Alabama Corrections Commissioner John Hamm said the state halted Alan Miller’s scheduled execution after they determined they could not administer the lethal injection before the midnight deadline. Prison officials made that decision around 11:30 p.m. local time.
The last-minute delay came nearly three hours after the US Supreme Court cleared the way for the executions to begin.
“Due to time constraints due to delays in court proceedings, the execution was terminated when it was determined that the veins of the condemned prisoner could not be accessed according to protocol,” Hamm said.
Hamm stated that “access to the veins took a little longer than they expected.”
Miller was returned to his cell at a South Alabama prison.
The stay of Arthur Miller’s execution came after it took more than three hours to begin the execution of Joe Nathan James in July because there were difficulties in establishing an intravenous line.

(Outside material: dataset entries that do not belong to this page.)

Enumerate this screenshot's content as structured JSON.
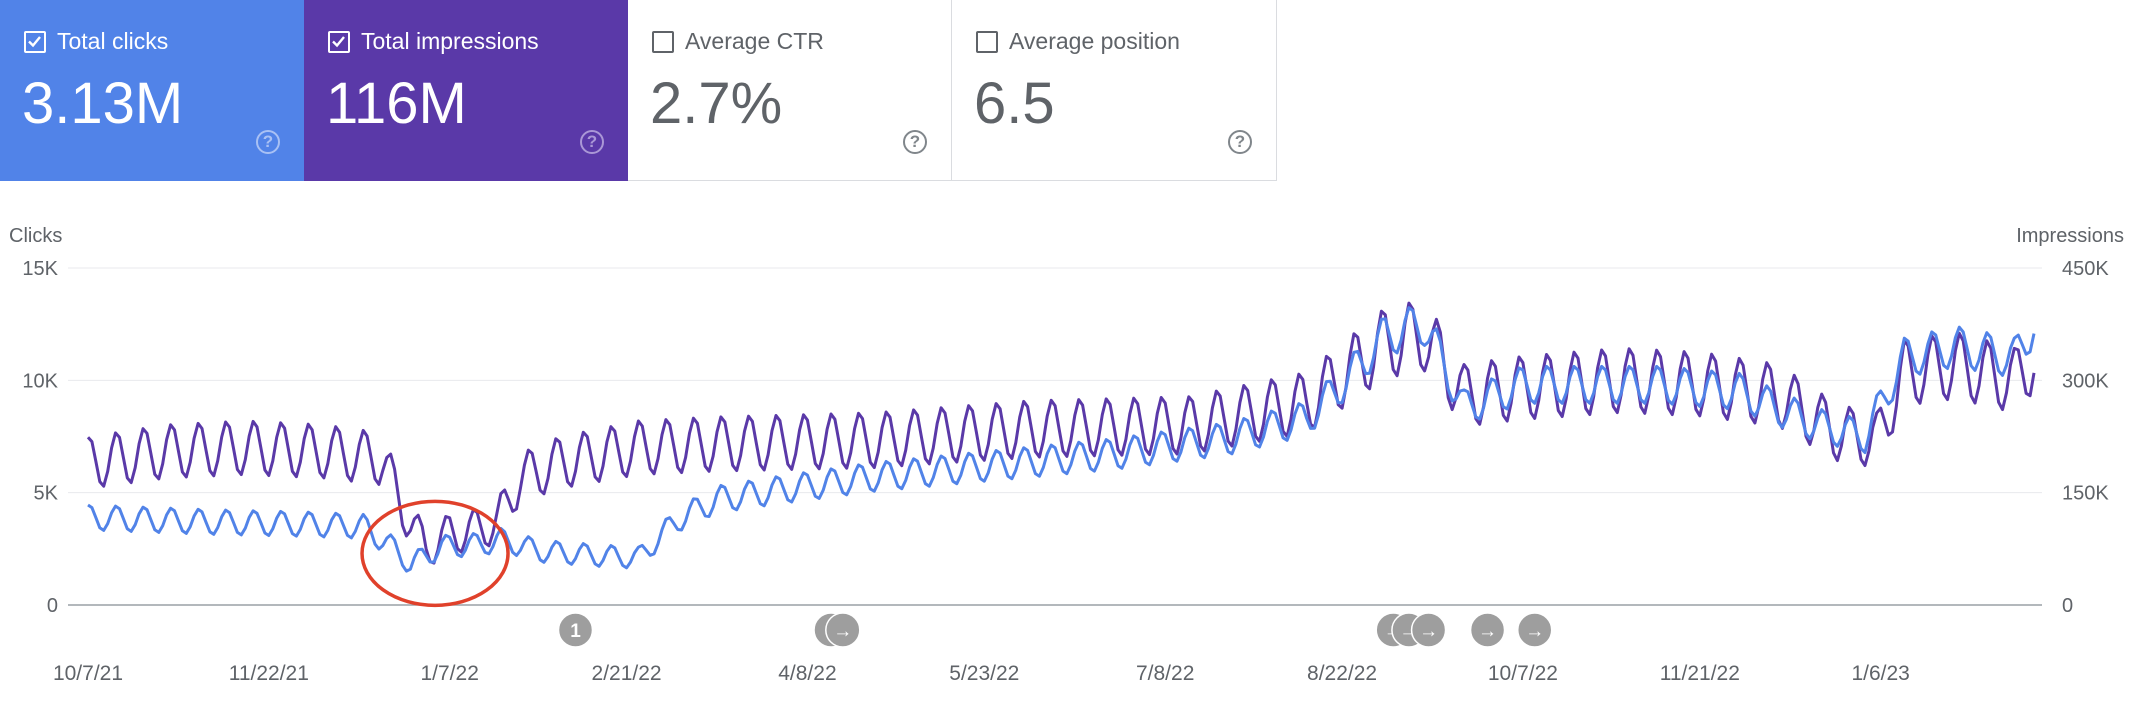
{
  "cards": [
    {
      "label": "Total clicks",
      "value": "3.13M",
      "checked": true,
      "help": "?"
    },
    {
      "label": "Total impressions",
      "value": "116M",
      "checked": true,
      "help": "?"
    },
    {
      "label": "Average CTR",
      "value": "2.7%",
      "checked": false,
      "help": "?"
    },
    {
      "label": "Average position",
      "value": "6.5",
      "checked": false,
      "help": "?"
    }
  ],
  "colors": {
    "clicks": "#5183e8",
    "impressions": "#5a39a8",
    "annotation": "#e0412b",
    "grid": "#e8eaed",
    "axis": "#9aa0a6",
    "marker": "#9e9e9e"
  },
  "chart_data": {
    "type": "line",
    "left_axis_title": "Clicks",
    "right_axis_title": "Impressions",
    "left_ticks": [
      "0",
      "5K",
      "10K",
      "15K"
    ],
    "right_ticks": [
      "0",
      "150K",
      "300K",
      "450K"
    ],
    "ylim_left": [
      0,
      15000
    ],
    "ylim_right": [
      0,
      450000
    ],
    "x_tick_labels": [
      "10/7/21",
      "11/22/21",
      "1/7/22",
      "2/21/22",
      "4/8/22",
      "5/23/22",
      "7/8/22",
      "8/22/22",
      "10/7/22",
      "11/21/22",
      "1/6/23"
    ],
    "x_tick_days": [
      0,
      46,
      92,
      137,
      183,
      228,
      274,
      319,
      365,
      410,
      456
    ],
    "day_span": [
      0,
      495
    ],
    "event_markers": [
      {
        "day": 124,
        "label": "1"
      },
      {
        "day": 189,
        "label": "→"
      },
      {
        "day": 192,
        "label": "→"
      },
      {
        "day": 332,
        "label": "→"
      },
      {
        "day": 336,
        "label": "→"
      },
      {
        "day": 341,
        "label": "→"
      },
      {
        "day": 356,
        "label": "→"
      },
      {
        "day": 368,
        "label": "→"
      }
    ],
    "annotation": {
      "type": "circle",
      "note": "dip highlighted",
      "day": 87,
      "clicks": 2300
    },
    "series": [
      {
        "name": "Clicks",
        "axis": "left",
        "anchors": [
          [
            0,
            3900
          ],
          [
            30,
            3700
          ],
          [
            55,
            3600
          ],
          [
            70,
            3500
          ],
          [
            78,
            2500
          ],
          [
            82,
            1800
          ],
          [
            90,
            2600
          ],
          [
            100,
            2700
          ],
          [
            105,
            2900
          ],
          [
            115,
            2400
          ],
          [
            130,
            2200
          ],
          [
            140,
            2100
          ],
          [
            150,
            3800
          ],
          [
            160,
            4700
          ],
          [
            175,
            5100
          ],
          [
            200,
            5700
          ],
          [
            230,
            6200
          ],
          [
            260,
            6700
          ],
          [
            290,
            7400
          ],
          [
            310,
            8300
          ],
          [
            320,
            10000
          ],
          [
            330,
            12000
          ],
          [
            340,
            12500
          ],
          [
            350,
            8800
          ],
          [
            365,
            9800
          ],
          [
            380,
            9800
          ],
          [
            400,
            9800
          ],
          [
            420,
            9500
          ],
          [
            440,
            8000
          ],
          [
            452,
            7500
          ],
          [
            462,
            11000
          ],
          [
            475,
            11500
          ],
          [
            490,
            11000
          ],
          [
            495,
            12500
          ]
        ],
        "amplitude": 700
      },
      {
        "name": "Impressions",
        "axis": "right",
        "anchors": [
          [
            0,
            190000
          ],
          [
            20,
            205000
          ],
          [
            40,
            210000
          ],
          [
            60,
            205000
          ],
          [
            75,
            195000
          ],
          [
            80,
            130000
          ],
          [
            86,
            75000
          ],
          [
            92,
            95000
          ],
          [
            98,
            100000
          ],
          [
            104,
            110000
          ],
          [
            110,
            170000
          ],
          [
            120,
            190000
          ],
          [
            140,
            210000
          ],
          [
            160,
            215000
          ],
          [
            200,
            220000
          ],
          [
            240,
            235000
          ],
          [
            280,
            240000
          ],
          [
            310,
            270000
          ],
          [
            320,
            310000
          ],
          [
            330,
            350000
          ],
          [
            340,
            360000
          ],
          [
            350,
            280000
          ],
          [
            365,
            290000
          ],
          [
            390,
            300000
          ],
          [
            410,
            295000
          ],
          [
            430,
            280000
          ],
          [
            445,
            230000
          ],
          [
            455,
            220000
          ],
          [
            462,
            310000
          ],
          [
            475,
            320000
          ],
          [
            490,
            300000
          ],
          [
            495,
            330000
          ]
        ],
        "amplitude": 36000
      }
    ]
  }
}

Miller, was sentenced to death after being convicted of murdering three people in 1999.
An anti-death penalty group said the situation surrounding Mueller’s attempted lethal injection sounded similar to other “botched” executions.
The justices, in a 5-4 decision, lifted an injunction issued by a federal judge and upheld by the 11th US Circuit Court of Appeals, which had blocked Mueller’s further execution.
Mueller’s lawyers said the state had lost paperwork requiring his execution to be carried out using nitrogen hypoxia, a method legally available to him but never before used in the US.